Come si evince dai dati del Sovereign Wealth Fund Institute, gli investimenti pervenuti in Italia valgono solo il 5% del totale europeo, contro un prodotto interno lordo che pesa l’11% sul Pil dell’Unione Europea. Secondo Bernardo Bertolotti, professore di Economia politica all’Università di Torino e direttore del Sovereign Investment Lab Bocconi, si evince chiaramente come i Paesi titolari dei fondi stiano sottovalutando il peso l’Italia. Lo conferma il dato del 2018 che alla voce “soldi investiti nelle imprese italiane” vede emergere un malinconico zero. Viene dunque da domandarsi quale sia la ragione di tale sfiducia da parte degli investitori, anche se secondo il professor Bertolotti esiste una spiegazione molto lineare: “Alla scarsa attrattività strutturale del Paese per i fondi che cercano grandi imprese e grandi operazioni si è aggiunto il rischio congiunturale.
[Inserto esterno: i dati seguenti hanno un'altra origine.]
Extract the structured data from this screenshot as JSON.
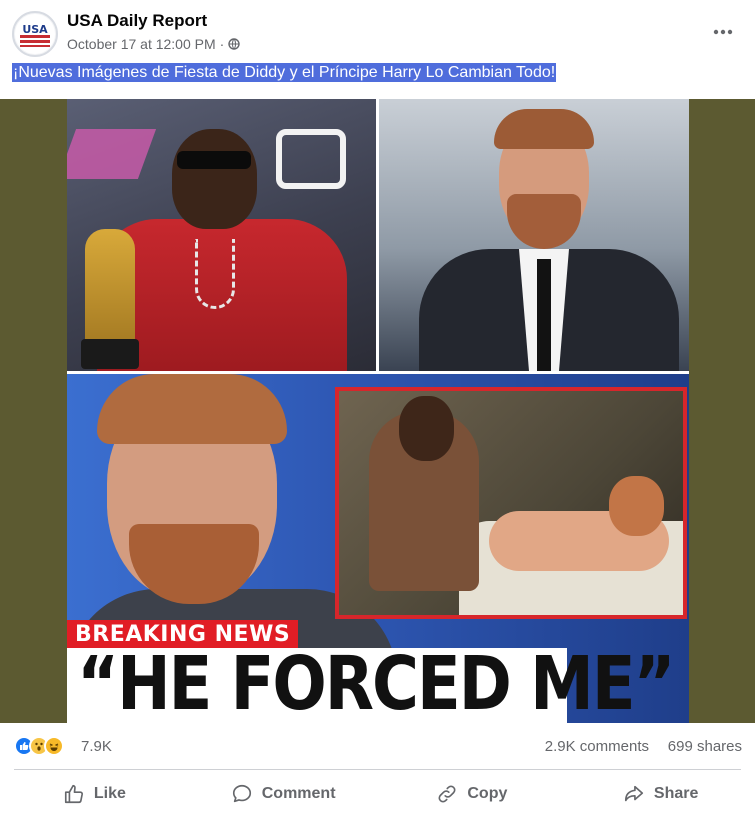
{
  "post": {
    "page_name": "USA Daily Report",
    "timestamp": "October 17 at 12:00 PM",
    "separator": "·",
    "privacy_icon": "globe-icon",
    "more_icon": "more-options-icon",
    "avatar_text": "USA",
    "caption": "¡Nuevas Imágenes de Fiesta de Diddy y el Príncipe Harry Lo Cambian Todo!",
    "image": {
      "banner_text": "BREAKING NEWS",
      "headline_text": "“HE FORCED ME”"
    }
  },
  "engagement": {
    "reaction_icons": [
      "like-reaction-icon",
      "wow-reaction-icon",
      "haha-reaction-icon"
    ],
    "reactions_count": "7.9K",
    "comments": "2.9K comments",
    "shares": "699 shares"
  },
  "actions": {
    "like": "Like",
    "comment": "Comment",
    "copy": "Copy",
    "share": "Share"
  },
  "colors": {
    "caption_highlight": "#4f6ddc",
    "media_backdrop": "#5c5a31",
    "breaking_red": "#e11d25",
    "like_blue": "#1877f2"
  }
}
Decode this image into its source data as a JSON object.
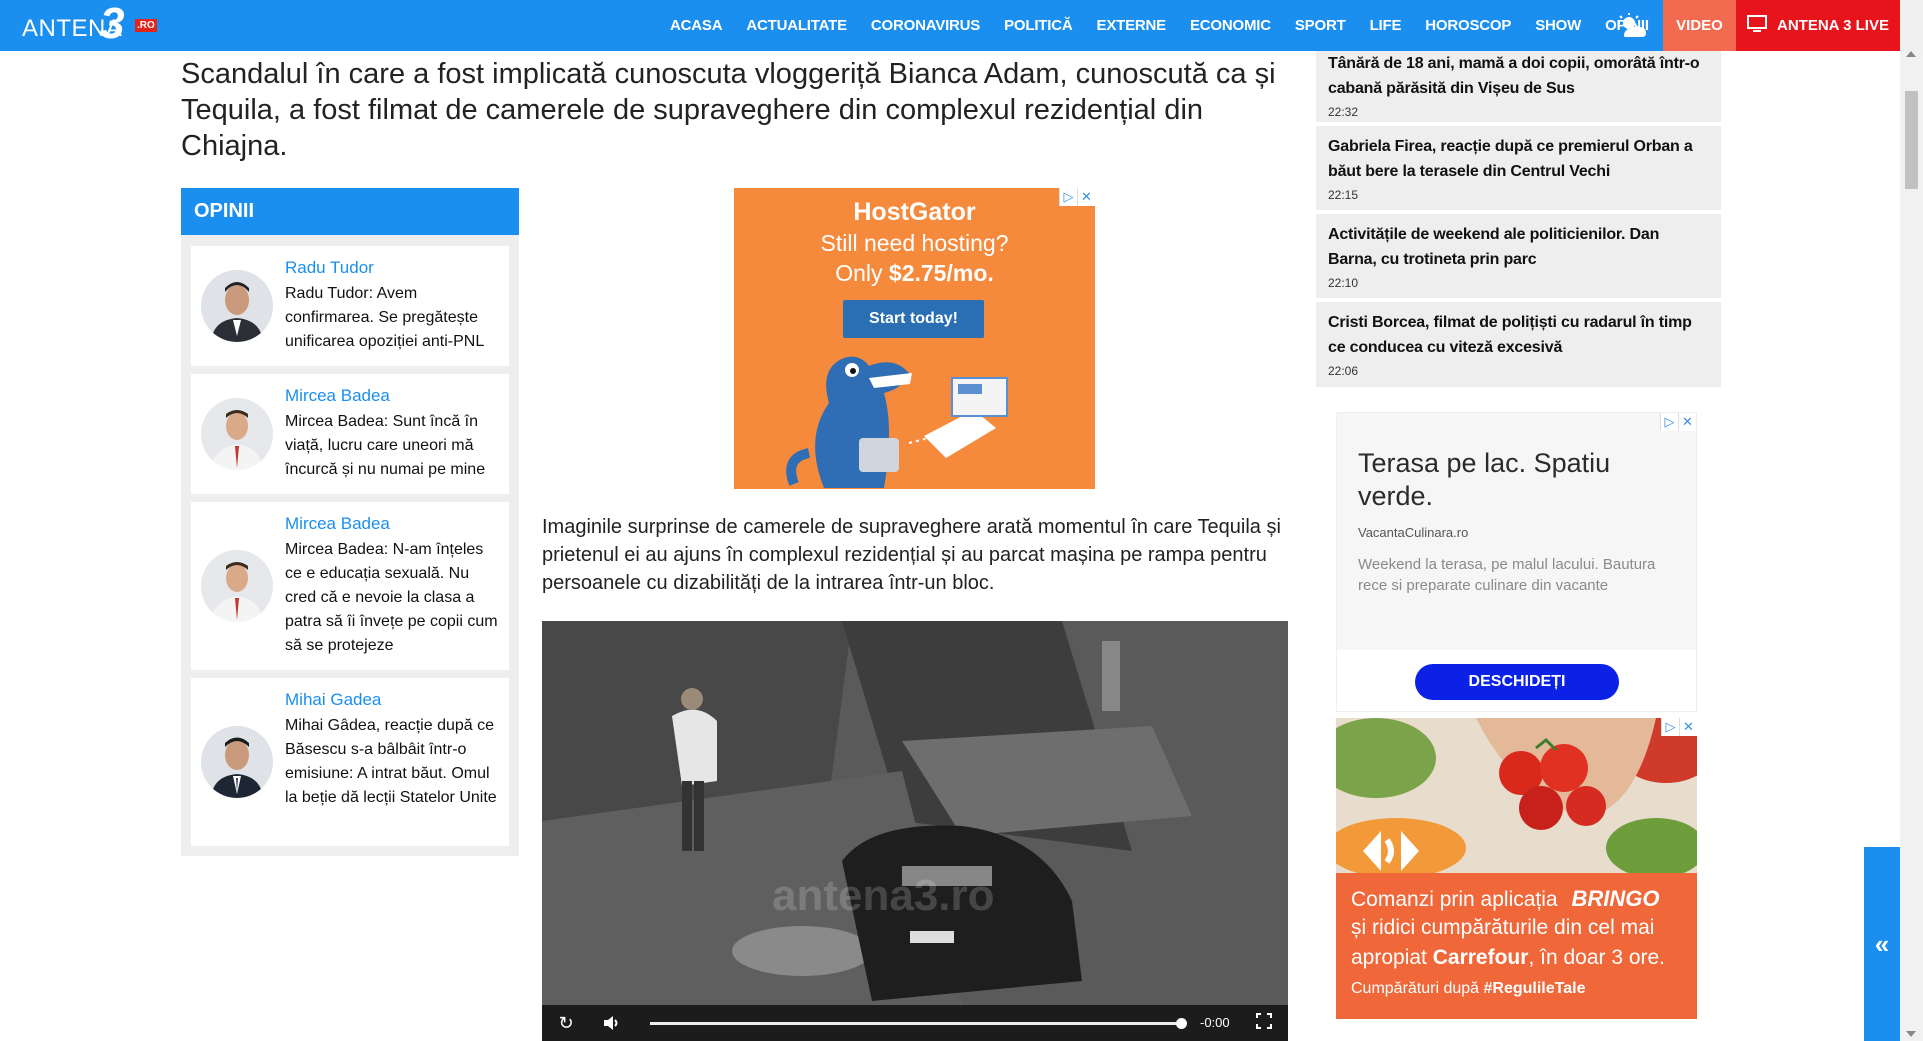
{
  "header": {
    "logo_text": "ANTENA",
    "logo_digit": "3",
    "logo_suffix": ".RO",
    "menu": [
      "ACASA",
      "ACTUALITATE",
      "CORONAVIRUS",
      "POLITICĂ",
      "EXTERNE",
      "ECONOMIC",
      "SPORT",
      "LIFE",
      "HOROSCOP",
      "SHOW",
      "OPINII"
    ],
    "weather_icon": "weather-sun-cloud-icon",
    "video_label": "VIDEO",
    "live_label": "ANTENA 3 LIVE",
    "live_icon": "tv-icon"
  },
  "article": {
    "title": "Scandalul în care a fost implicată cunoscuta vloggeriță Bianca Adam, cunoscută ca și Tequila, a fost filmat de camerele de supraveghere din complexul rezidențial din Chiajna.",
    "paragraph": "Imaginile surprinse de camerele de supraveghere arată momentul în care Tequila și prietenul ei au ajuns în complexul rezidențial și au parcat mașina pe rampa pentru persoanele cu dizabilități de la intrarea într-un bloc.",
    "video": {
      "watermark": "antena3.ro",
      "time": "-0:00",
      "progress": 1.0
    }
  },
  "opinii": {
    "heading": "OPINII",
    "items": [
      {
        "author": "Radu Tudor",
        "text": "Radu Tudor: Avem confirmarea. Se pregătește unificarea opoziției anti-PNL"
      },
      {
        "author": "Mircea Badea",
        "text": "Mircea Badea: Sunt încă în viață, lucru care uneori mă încurcă și nu numai pe mine"
      },
      {
        "author": "Mircea Badea",
        "text": "Mircea Badea: N-am înțeles ce e educația sexuală. Nu cred că e nevoie la clasa a patra să îi învețe pe copii cum să se protejeze"
      },
      {
        "author": "Mihai Gadea",
        "text": "Mihai Gâdea, reacție după ce Băsescu s-a bâlbâit într-o emisiune: A intrat băut. Omul la beție dă lecții Statelor Unite"
      }
    ]
  },
  "news": [
    {
      "title": "Tânără de 18 ani, mamă a doi copii, omorâtă într-o cabană părăsită din Vișeu de Sus",
      "time": "22:32"
    },
    {
      "title": "Gabriela Firea, reacție după ce premierul Orban a băut bere la terasele din Centrul Vechi",
      "time": "22:15"
    },
    {
      "title": "Activitățile de weekend ale politicienilor. Dan Barna, cu trotineta prin parc",
      "time": "22:10"
    },
    {
      "title": "Cristi Borcea, filmat de polițiști cu radarul în timp ce conducea cu viteză excesivă",
      "time": "22:06"
    }
  ],
  "ads": {
    "hostgator": {
      "brand": "HostGator",
      "line1": "Still need hosting?",
      "line2_prefix": "Only ",
      "line2_price": "$2.75/mo.",
      "cta": "Start today!"
    },
    "terasa": {
      "title": "Terasa pe lac. Spatiu verde.",
      "url": "VacantaCulinara.ro",
      "desc": "Weekend la terasa, pe malul lacului. Bautura rece si preparate culinare din vacante",
      "cta": "DESCHIDEȚI"
    },
    "carrefour": {
      "line1_prefix": "Comanzi prin aplicația",
      "line1_brand": "BRINGO",
      "line2": "și ridici cumpărăturile din cel mai",
      "line3_prefix": "apropiat ",
      "line3_brand": "Carrefour",
      "line3_suffix": ", în doar 3 ore.",
      "footer_prefix": "Cumpărături după ",
      "footer_tag": "#RegulileTale"
    }
  },
  "side_tab": {
    "label": "«"
  },
  "colors": {
    "brand_blue": "#1a8ff0",
    "live_red": "#e8141b",
    "video_orange": "#f26b50"
  }
}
L’Italia è un Paese che scotta”.

Eppure nel 2017 c’erano state tre importanti operazioni fra cui i 106 milioni di dollari investiti dal fondo dell’Azerbaijan Sofaz per il Palazzo Turati di Milano, l’ingresso del Bahrein in F2i-Kos e l’acquisizione da parte del fondo Temasek del 30% di Stone Island, nel settore abbigliamento.

Andando a ritroso nel tempo, nella classifica delle maggiori operazioni d’investimento realizzate nel Belpaese spicca il Qatar dell’emiro Tamim bin Hamad al-Thani che, con 4,6 miliardi investiti, ha coperto più di un terzo dell’intero importo impegnato da tutti i fondi sovrani negli ultimi otto anni.

In conclusione, come si può facilmente capire, stiamo parlando di ingenti risorse economiche fondamentali per la crescita delle imprese italiane e per lo sviluppo delle infrastrutture nazionali. Per questo rinunciarvi non può e non deve essere un’opzione ed anzi, è assolutamente necessario che le istituzioni agiscano di concerto per incrementare l’appeal italiano agli occhi dei fondi sovrani. L’auspicio, dunque, è che quella del 2018 sia stata solo un battuta di arresto e che presto i capitali stranieri torneranno a rimpinguare le casse delle imprese tricolore.